We note that $H$ plus the $V_a$'s cover $X$ (later, we will only need $X(k)=H(k)\cup\bigcup_{a\in k}V_a(k)$): suppose $z\in X$ does not lie in $H=\sV(y_a\mid a\in k)$. Denote $\frp\subset A$ to the associated prime of $z$. Then $y_b\notin\frp$, for some $b\in k$, whence $x-b\in\frp$ (since $(x-b)y_b=0$ in $A$). Thus, $x-a\notin\frp$ for all $a\in k\setminus\{b\}$; hence, $y_a\in\frp$ for all $a\not = b$. In other words, $\frp\supset(x-b,y_a\mid a\in k)$, i.e., $z\in V_b$.

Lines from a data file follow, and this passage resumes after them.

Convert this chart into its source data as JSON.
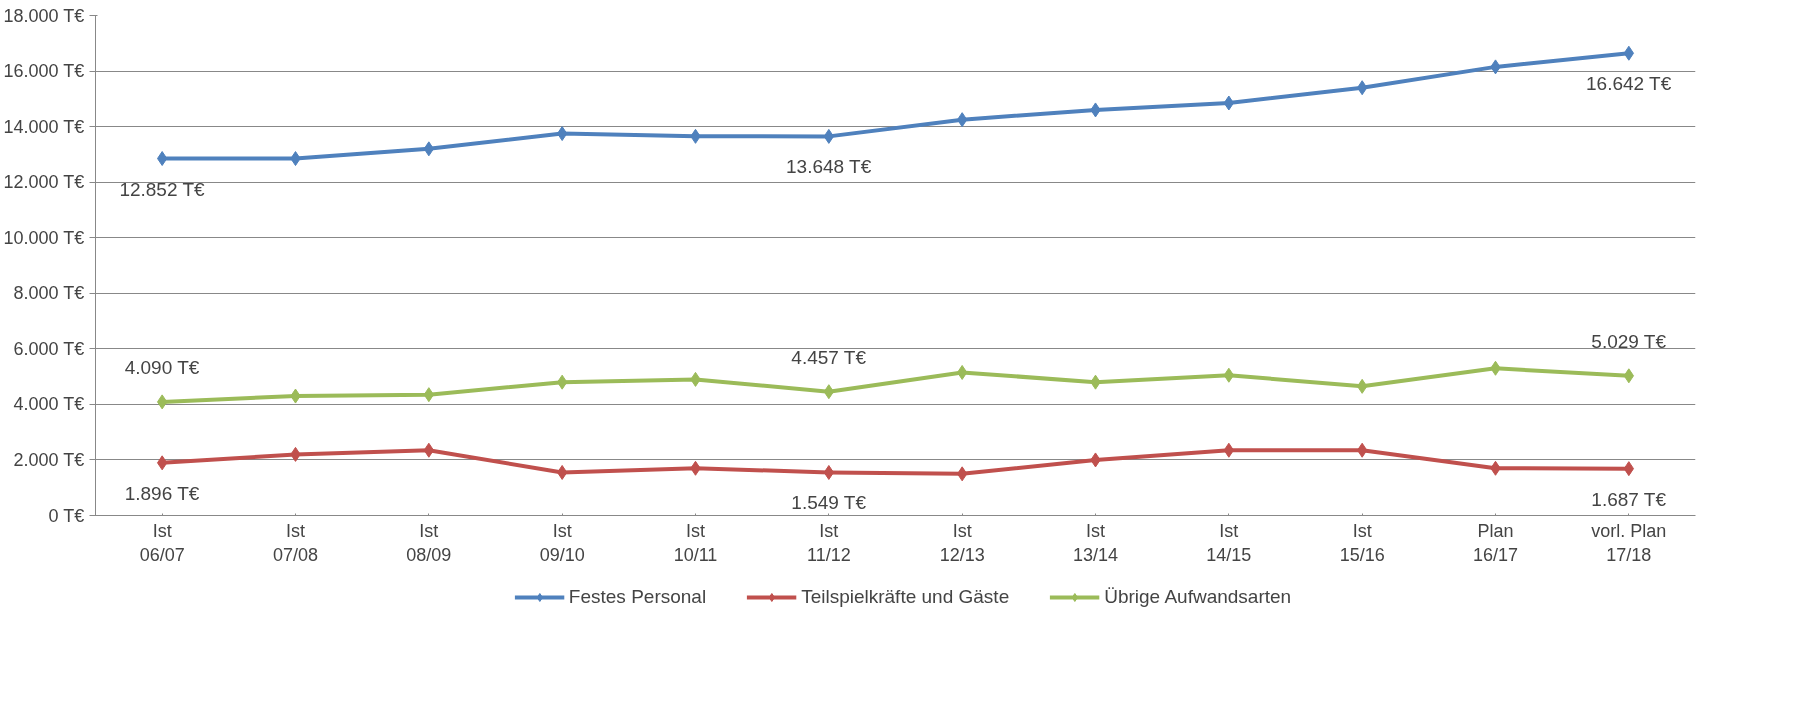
{
  "chart_data": {
    "type": "line",
    "categories": [
      "Ist\n06/07",
      "Ist\n07/08",
      "Ist\n08/09",
      "Ist\n09/10",
      "Ist\n10/11",
      "Ist\n11/12",
      "Ist\n12/13",
      "Ist\n13/14",
      "Ist\n14/15",
      "Ist\n15/16",
      "Plan\n16/17",
      "vorl. Plan\n17/18"
    ],
    "series": [
      {
        "name": "Festes Personal",
        "color": "#4f81bd",
        "values": [
          12852,
          12850,
          13200,
          13750,
          13650,
          13648,
          14250,
          14600,
          14850,
          15400,
          16150,
          16642
        ],
        "value_labels": [
          "12.852 T€",
          null,
          null,
          null,
          null,
          "13.648 T€",
          null,
          null,
          null,
          null,
          null,
          "16.642 T€"
        ]
      },
      {
        "name": "Teilspielkräfte und Gäste",
        "color": "#c0504d",
        "values": [
          1896,
          2200,
          2350,
          1550,
          1700,
          1549,
          1500,
          2000,
          2350,
          2350,
          1700,
          1687
        ],
        "value_labels": [
          "1.896 T€",
          null,
          null,
          null,
          null,
          "1.549 T€",
          null,
          null,
          null,
          null,
          null,
          "1.687 T€"
        ]
      },
      {
        "name": "Übrige Aufwandsarten",
        "color": "#9bbb59",
        "values": [
          4090,
          4300,
          4350,
          4800,
          4900,
          4457,
          5150,
          4800,
          5050,
          4650,
          5300,
          5029
        ],
        "value_labels": [
          "4.090 T€",
          null,
          null,
          null,
          null,
          "4.457 T€",
          null,
          null,
          null,
          null,
          null,
          "5.029 T€"
        ]
      }
    ],
    "ylim": [
      0,
      18000
    ],
    "yticks": [
      {
        "value": 0,
        "label": "0 T€"
      },
      {
        "value": 2000,
        "label": "2.000 T€"
      },
      {
        "value": 4000,
        "label": "4.000 T€"
      },
      {
        "value": 6000,
        "label": "6.000 T€"
      },
      {
        "value": 8000,
        "label": "8.000 T€"
      },
      {
        "value": 10000,
        "label": "10.000 T€"
      },
      {
        "value": 12000,
        "label": "12.000 T€"
      },
      {
        "value": 14000,
        "label": "14.000 T€"
      },
      {
        "value": 16000,
        "label": "16.000 T€"
      },
      {
        "value": 18000,
        "label": "18.000 T€"
      }
    ],
    "grid": "y",
    "legend": "bottom",
    "marker": "diamond",
    "line_style": "solid"
  }
}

We claim that the irreducible components of $X(k)$ are exactly $H(k)$ and $V_a(k)$, $a\in k$. Hence, we would have a counterexample. It suffices to verify the hypotheses of the lemma here (since $|k|=\infty$):

  1. $V_a(k)$ is closed and $V_a'(k):=D(y_a)(k)$ is open.

  2. The subspaces $H(k)$ and $V_a(k)$ have the cofinite topology (they are homeomorphic to $\bbA_k^1(k)$).

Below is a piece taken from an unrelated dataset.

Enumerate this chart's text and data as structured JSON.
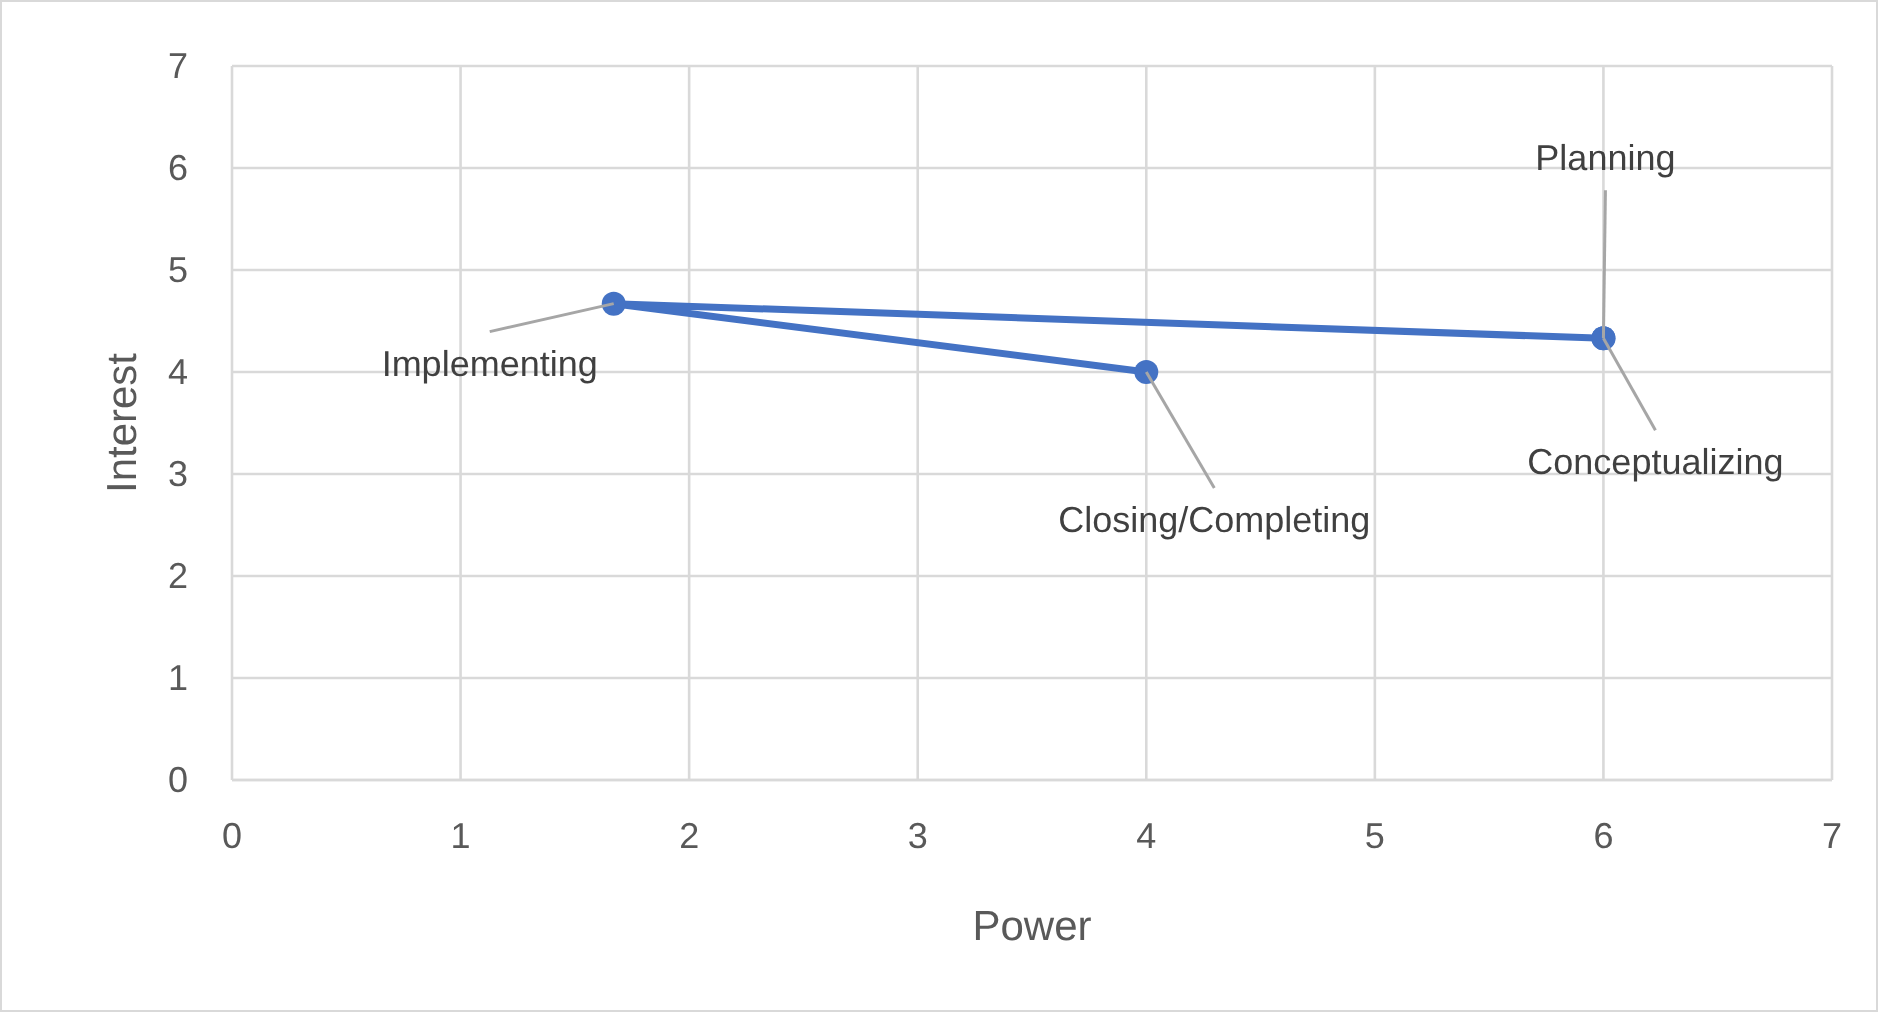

  3. We show that $H(k)$ is an irreducible component of $X(k)$: suppose $Z\subset X(k)$ is a closed irreducible subset containing $H(k)$. Note that $Z$ does not contain $V_a(k)$ (if it did, then $Z=V_a(k)\cup (Z\setminus V_a'(k))$ is a union of closed proper subsets); hence, $Z\cap V_a(k)$ is finite. We want to show that $Z=H(k)$. To look for a contradiction, suppose there is $z\in Z\setminus H(k)$, i.e., $z\in Z\cap V_a'(k)$, for some $a\in k$. It suffices to see that $Z\setminus\{z\}$ is closed in $X(k)$ (for $Z=(Z\setminus\{z\})\cup\{z\}$ and $X(k)$ is $\mathrm{T}_1$). Write $Z\cap V_a'(k)=\{(a,b_1),\dots,(a,b_n)\}$, and suppose $z=(a,b_1)$. Then $Z\setminus\{z\}=Z\cap \sV(y_a(y_a-b_2)\cdots(y_a-b_n))$ is closed.


¹Set-theoretically speaking, the intersection of $H$ with $V_a$ is $(a,0)$ (i.e., the prime $(x-a,y_a\mid a\in k)\subset A$), which is $k$-rational, so $H\cap V_a=(H\cap V_a)(k)=H(k)\cap V_a(k)$.